My thoughts this evening are with the Sudanese Australian community, with the horrifying reports of the massacre of more than 2,000 civilians by the Rapid Support Forces group in the famine stricken town of El Fasher in Sudan. The Humanitarian Research Lab at Yale have been monitoring the awful situation in Sudan at the moment, and I want to quote to you from Nathaniel Raymond. What they do at the research centre is use satellite imaging to try and work out what is actually happening on the ground. This is his quote:

We are only at the beginning of a wave of violence … I have never seen a level of violence against an area like we are seeing now. This is only comparable with a Rwandan style killing in the first 24 hours.

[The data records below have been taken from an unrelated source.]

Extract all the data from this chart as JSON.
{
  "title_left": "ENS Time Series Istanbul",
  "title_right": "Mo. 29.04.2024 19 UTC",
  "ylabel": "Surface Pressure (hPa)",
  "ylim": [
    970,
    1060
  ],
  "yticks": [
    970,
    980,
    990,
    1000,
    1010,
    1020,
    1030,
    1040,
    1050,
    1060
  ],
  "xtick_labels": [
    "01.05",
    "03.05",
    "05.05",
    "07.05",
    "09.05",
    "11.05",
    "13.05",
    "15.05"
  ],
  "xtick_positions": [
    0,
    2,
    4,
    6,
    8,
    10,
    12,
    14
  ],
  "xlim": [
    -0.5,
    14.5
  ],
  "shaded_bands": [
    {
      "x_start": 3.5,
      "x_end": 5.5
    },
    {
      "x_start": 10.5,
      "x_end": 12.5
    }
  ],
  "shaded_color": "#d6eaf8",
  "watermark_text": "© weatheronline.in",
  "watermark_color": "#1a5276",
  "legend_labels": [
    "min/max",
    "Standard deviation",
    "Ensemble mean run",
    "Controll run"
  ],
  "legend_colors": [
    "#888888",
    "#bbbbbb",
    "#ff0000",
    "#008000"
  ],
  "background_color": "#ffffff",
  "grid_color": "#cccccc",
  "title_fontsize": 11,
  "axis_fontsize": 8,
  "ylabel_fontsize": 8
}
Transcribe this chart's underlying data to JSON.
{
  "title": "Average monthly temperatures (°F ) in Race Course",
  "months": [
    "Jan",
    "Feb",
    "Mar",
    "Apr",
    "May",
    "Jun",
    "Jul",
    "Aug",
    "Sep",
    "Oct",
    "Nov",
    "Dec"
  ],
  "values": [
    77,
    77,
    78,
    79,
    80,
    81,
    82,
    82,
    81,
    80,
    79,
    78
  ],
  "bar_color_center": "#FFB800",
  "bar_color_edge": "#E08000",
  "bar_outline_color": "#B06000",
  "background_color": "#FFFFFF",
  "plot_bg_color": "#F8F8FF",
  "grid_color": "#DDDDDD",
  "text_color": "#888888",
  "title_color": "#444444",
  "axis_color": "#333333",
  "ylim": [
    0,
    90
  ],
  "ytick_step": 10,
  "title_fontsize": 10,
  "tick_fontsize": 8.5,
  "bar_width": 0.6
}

The situation in Sudan is a human catastrophe. There are 14 million people displaced, 30 million are dependent on foreign aid and over 150,000 have been killed. It is a human catastrophe.

I know the impact this is having on the Sudanese Australian community here in Australia, including in my home state of Queensland. I know that members of the community feel as if the world has forgotten this conflict, as if they have been forgotten, and I know the burden that places upon them. I know because I’ve heard from members of the community what it is like to wake up in the morning and check your phone to see if your loved ones are still alive. I know what it feels to obtain news that your loved ones are now deceased—that they’ve been lost forever and there is nothing you can do about it because you’re located thousands of miles away from them.

Just recently, on a visit to Melbourne, I met one family who told me of the pressure that they’re under after a mother and a mother-in-law had come to visit their newly born grandson here in Australia before the war broke out in April 2023. Their homes have been destroyed. They have nothing to go back to. They’ve put in visa applications seeking sanctuary here in Australia, and they’re enduring the pressure of not knowing whether or not they will be able to safely reside here in Australia with their family—a family who, in so many ways, is contributing to Australia.

President, I call upon the Australian government to do everything that it possibly can to support our Sudanese Australian community at this very, very difficult time. I call upon the Australian government to consider humanitarian pathways for those who are currently in Australia with loved ones, with family members, so they do not have to return to the human catastrophe unfolding in Sudan. I call upon the Australian government to do everything it possibly can through international forums to hold accountable those people who are committing these human rights atrocities in Sudan and to hold accountable those foreign actors who are providing arms to the people who are perpetrating these monstrous crimes in Sudan. I call upon the Australian government to provide whatever aid it can provide to assist the tens of millions of people in Sudan who have been displaced and who are suffering from starvation at this difficult time.

Earlier in the year, I attended an awards event which was organised by the Sudanese Community Association of Queensland, and it was a joy to attend that event, to see members of the Australian community who are contributing in so many different ways to our beautiful country. That was a time, a moment, when they could celebrate those successes and, just for a moment, forget what is happening in Sudan—if it’s possible to forget that. They are wonderful people, a wonderful community, adding and contributing to our beautiful country, and I just want to make sure the community knows they have not been forgotten. We need to know and follow what’s happening in Sudan.